Zahir was aware of nothing but the certainty of being then and there, he had that certainty shared by all animals, silent, tacit, infallible. What lay outside his stall remained unknown to him, the sky, the night, the universe. The power of his imagination stretched no farther than the space in which he stood, his mind was stopped at the walls of his stall and could only return to the confusion of his own hazy consciousness. It was as if mental blinders prevented Zahir from imagining the world beyond his field of vision, cut off in every direction, dark, sightless, metallic. He was incapable of conceiving anything beyond the material limits of his stall, of mentally moving into the night through which the plane was flying, he didn’t feel any irrepressible urge to stretch these limits or go beyond them, and, supposing he were able to accomplish this, supposing he could cross the walls of the plane in thought — leaving his skin, passing through the fuselage — he would have leaped blindly into the sky, four horseshoes splayed in the air, Icarus burning his wings in an attempt to wake from a dream of his own making.

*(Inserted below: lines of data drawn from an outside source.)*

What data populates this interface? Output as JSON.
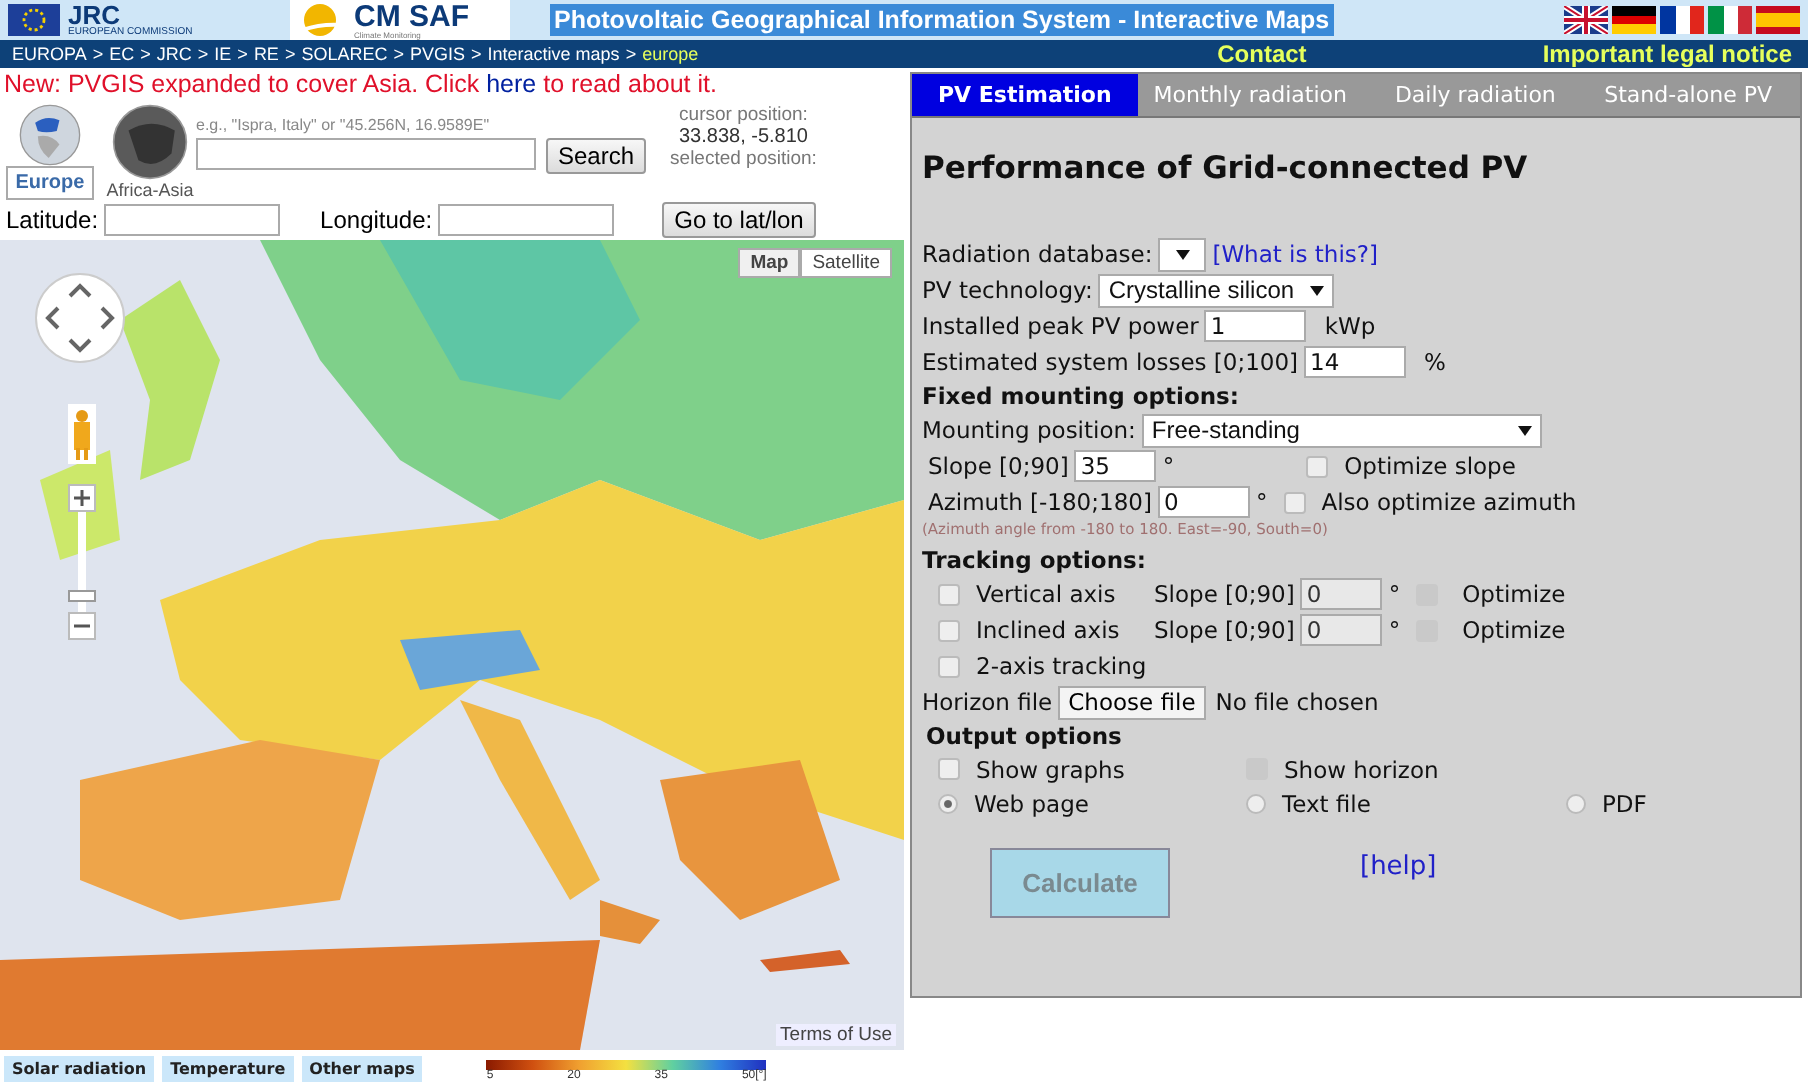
{
  "header": {
    "jrc_logo": "JRC",
    "commission": "EUROPEAN COMMISSION",
    "cmsaf_logo": "CM SAF",
    "cmsaf_sub": "Climate Monitoring",
    "title": "Photovoltaic Geographical Information System - Interactive Maps"
  },
  "breadcrumb": {
    "separator": ">",
    "items": [
      {
        "label": "EUROPA",
        "current": false
      },
      {
        "label": "EC",
        "current": false
      },
      {
        "label": "JRC",
        "current": false
      },
      {
        "label": "IE",
        "current": false
      },
      {
        "label": "RE",
        "current": false
      },
      {
        "label": "SOLAREC",
        "current": false
      },
      {
        "label": "PVGIS",
        "current": false
      },
      {
        "label": "Interactive maps",
        "current": false
      },
      {
        "label": "europe",
        "current": true
      }
    ]
  },
  "nav_links": [
    "Contact",
    "Important legal notice"
  ],
  "notice": {
    "before": "New: PVGIS expanded to cover Asia. Click ",
    "link": "here",
    "after": " to read about it."
  },
  "regions": [
    {
      "label": "Europe",
      "selected": true
    },
    {
      "label": "Africa-Asia",
      "selected": false
    }
  ],
  "search": {
    "hint": "e.g., \"Ispra, Italy\" or \"45.256N, 16.9589E\"",
    "button": "Search"
  },
  "cursor": {
    "label": "cursor position:",
    "value": "33.838, -5.810",
    "selected_label": "selected position:"
  },
  "coordinates": {
    "latitude_label": "Latitude:",
    "longitude_label": "Longitude:",
    "button": "Go to lat/lon"
  },
  "map": {
    "types": [
      {
        "label": "Map",
        "selected": true
      },
      {
        "label": "Satellite",
        "selected": false
      }
    ],
    "zoom": {
      "level": 0.1
    },
    "terms": "Terms of Use"
  },
  "map_tabs": [
    "Solar radiation",
    "Temperature",
    "Other maps"
  ],
  "legend": {
    "ticks": [
      "5",
      "20",
      "35",
      "50[°]"
    ]
  },
  "panel": {
    "tabs": [
      {
        "label": "PV Estimation",
        "selected": true
      },
      {
        "label": "Monthly radiation",
        "selected": false
      },
      {
        "label": "Daily radiation",
        "selected": false
      },
      {
        "label": "Stand-alone PV",
        "selected": false
      }
    ],
    "title": "Performance of Grid-connected PV",
    "radiation_database": {
      "label": "Radiation database:",
      "link": "[What is this?]"
    },
    "pv_technology": {
      "label": "PV technology:",
      "value": "Crystalline silicon"
    },
    "peak_power": {
      "label": "Installed peak PV power",
      "value": "1",
      "unit": "kWp"
    },
    "losses": {
      "label": "Estimated system losses [0;100]",
      "value": "14",
      "unit": "%"
    },
    "fixed_heading": "Fixed mounting options:",
    "mounting": {
      "label": "Mounting position:",
      "value": "Free-standing"
    },
    "slope": {
      "label": "Slope [0;90]",
      "value": "35",
      "unit": "°",
      "option": {
        "label": "Optimize slope",
        "checked": false
      }
    },
    "azimuth": {
      "label": "Azimuth [-180;180]",
      "value": "0",
      "unit": "°",
      "option": {
        "label": "Also optimize azimuth",
        "checked": false
      }
    },
    "azimuth_note": "(Azimuth angle from -180 to 180. East=-90, South=0)",
    "tracking_heading": "Tracking options:",
    "tracking": [
      {
        "label": "Vertical axis",
        "checked": false,
        "slope_label": "Slope [0;90]",
        "value": "0",
        "unit": "°",
        "optimize": {
          "label": "Optimize",
          "checked": false,
          "disabled": true
        }
      },
      {
        "label": "Inclined axis",
        "checked": false,
        "slope_label": "Slope [0;90]",
        "value": "0",
        "unit": "°",
        "optimize": {
          "label": "Optimize",
          "checked": false,
          "disabled": true
        }
      }
    ],
    "two_axis": {
      "label": "2-axis tracking",
      "checked": false
    },
    "horizon": {
      "label": "Horizon file",
      "button": "Choose file",
      "status": "No file chosen"
    },
    "output_heading": "Output options",
    "output_checks": [
      {
        "label": "Show graphs",
        "checked": false,
        "disabled": false
      },
      {
        "label": "Show horizon",
        "checked": false,
        "disabled": true
      }
    ],
    "output_formats": [
      {
        "label": "Web page",
        "selected": true
      },
      {
        "label": "Text file",
        "selected": false
      },
      {
        "label": "PDF",
        "selected": false
      }
    ],
    "calculate": {
      "label": "Calculate",
      "disabled": true
    },
    "help": "[help]"
  }
}
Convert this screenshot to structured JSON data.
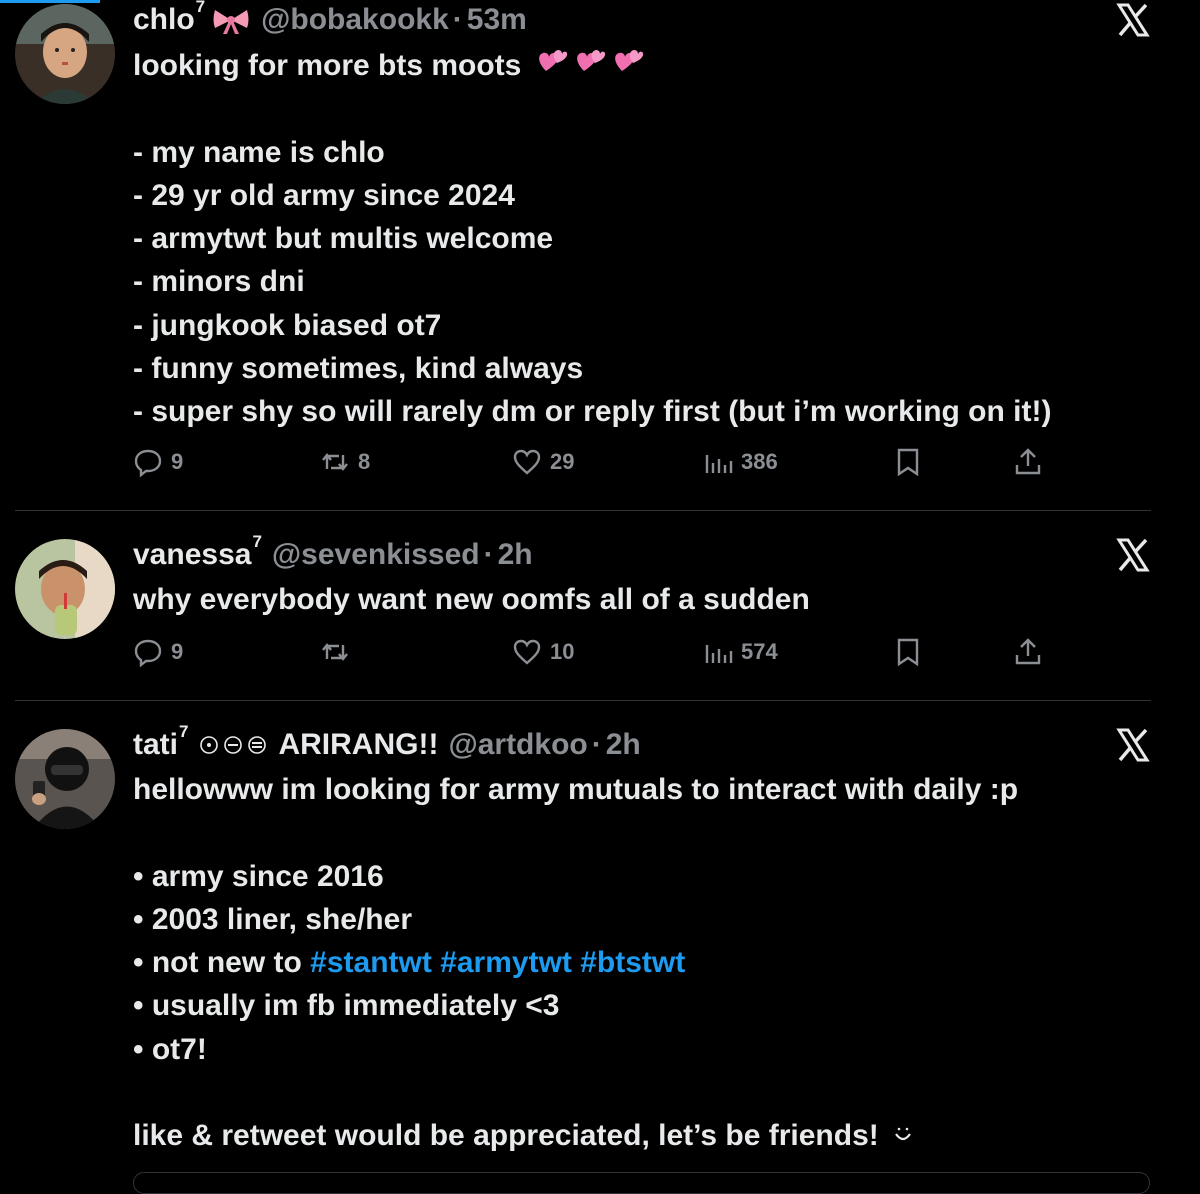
{
  "colors": {
    "background": "#000000",
    "text": "#e7e9ea",
    "muted": "#8b8f94",
    "link": "#1d9bf0",
    "divider": "#2f3336"
  },
  "tweets": [
    {
      "display_name": "chlo",
      "name_sup": "7",
      "name_icon": "pink-ribbon-icon",
      "handle": "@bobakookk",
      "separator": "·",
      "time": "53m",
      "first_line": "looking for more bts moots",
      "first_line_icons": [
        "pink-hearts-icon",
        "pink-hearts-icon",
        "pink-hearts-icon"
      ],
      "lines": [
        "- my name is chlo",
        "- 29 yr old army since 2024",
        "- armytwt but multis welcome",
        "- minors dni",
        "- jungkook biased ot7",
        "- funny sometimes, kind always",
        "- super shy so will rarely dm or reply first (but i’m working on it!)"
      ],
      "replies": "9",
      "retweets": "8",
      "likes": "29",
      "views": "386"
    },
    {
      "display_name": "vanessa",
      "name_sup": "7",
      "handle": "@sevenkissed",
      "separator": "·",
      "time": "2h",
      "first_line": "why everybody want new oomfs all of a sudden",
      "replies": "9",
      "retweets": "",
      "likes": "10",
      "views": "574"
    },
    {
      "display_name": "tati",
      "name_sup": "7",
      "name_icons": [
        "circle-dot-icon",
        "circle-minus-icon",
        "circle-equal-icon"
      ],
      "name_suffix": "ARIRANG!!",
      "handle": "@artdkoo",
      "separator": "·",
      "time": "2h",
      "first_line": "hellowww im looking for army mutuals to interact with daily :p",
      "bullets": [
        "• army since 2016",
        "• 2003 liner, she/her",
        "•  not new to",
        "• usually im fb immediately <3",
        "• ot7!"
      ],
      "hashtags": [
        "#stantwt",
        "#armytwt",
        "#btstwt"
      ],
      "closing": "like & retweet would be appreciated, let’s be friends!",
      "closing_icon": "smile-icon"
    }
  ]
}
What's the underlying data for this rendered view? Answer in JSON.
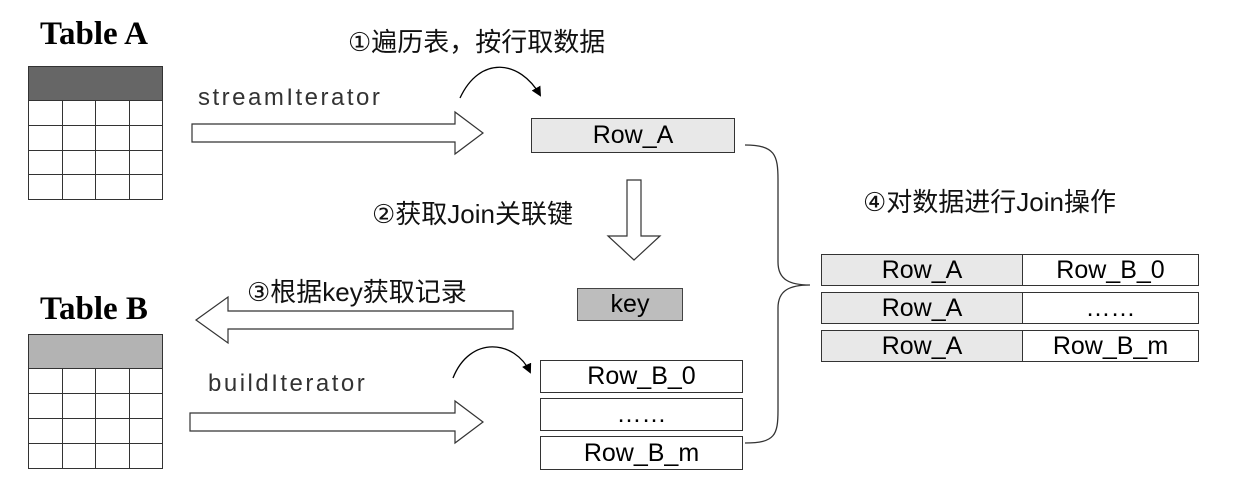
{
  "table_a": {
    "title": "Table A",
    "rows": 5,
    "cols": 4
  },
  "table_b": {
    "title": "Table B",
    "rows": 5,
    "cols": 4
  },
  "steps": {
    "s1": "①遍历表，按行取数据",
    "s2": "②获取Join关联键",
    "s3": "③根据key获取记录",
    "s4": "④对数据进行Join操作"
  },
  "iterators": {
    "stream": "streamIterator",
    "build": "buildIterator"
  },
  "rows": {
    "row_a": "Row_A",
    "key": "key",
    "row_b_0": "Row_B_0",
    "row_b_ellipsis": "……",
    "row_b_m": "Row_B_m"
  },
  "result": [
    {
      "left": "Row_A",
      "right": "Row_B_0"
    },
    {
      "left": "Row_A",
      "right": "……"
    },
    {
      "left": "Row_A",
      "right": "Row_B_m"
    }
  ],
  "colors": {
    "header_a": "#666666",
    "header_b": "#b3b3b3",
    "row_fill": "#e8e8e8",
    "key_fill": "#bdbdbd"
  }
}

For Zahir was as much in the real world as he was in an imaginary one, as much in this plane as in the haze of consciousness, or a dream, unknown, dark, troubled, where the turbulence of the sky mirrors the intensity of our language, and, if in reality horses never vomit, are unable to vomit (it’s physically impossible for them to vomit, their physiognomy won’t allow it, even when they’re nauseated, even when their stomachs are full of toxic substances), Zahir, this night, spent, stumbling in his stall, falling on his knees in the hay, his mane stuck to his head, matted with dirt and dried sweat, his jaws loose, his tongue slack, chewing air, a bitter drool dribbling from his mouth, sweating, feeling horrible, trying to stand up in his stall, taking a step to the side on limp legs and again losing his balance, on the verge of collapsing unconscious in his stall, falling again, in slow motion, on his knees, going limp, his front legs tucked underneath him, his stomach heavy, bloated from fermentation, feeling food rise up his stomach, now breaking into a cold sweat and suddenly feeling the concrete, physical nearness of death, that sensation you feel when about to vomit, the sour saliva that fills your mouth as a warning, when your intestines contract and vomit shoots up your throat and enters your mouth, Zahir, this night, against his own nature, betraying his species, began to vomit in the sky in the hold of a Boeing 747 cargo plane flying through the night.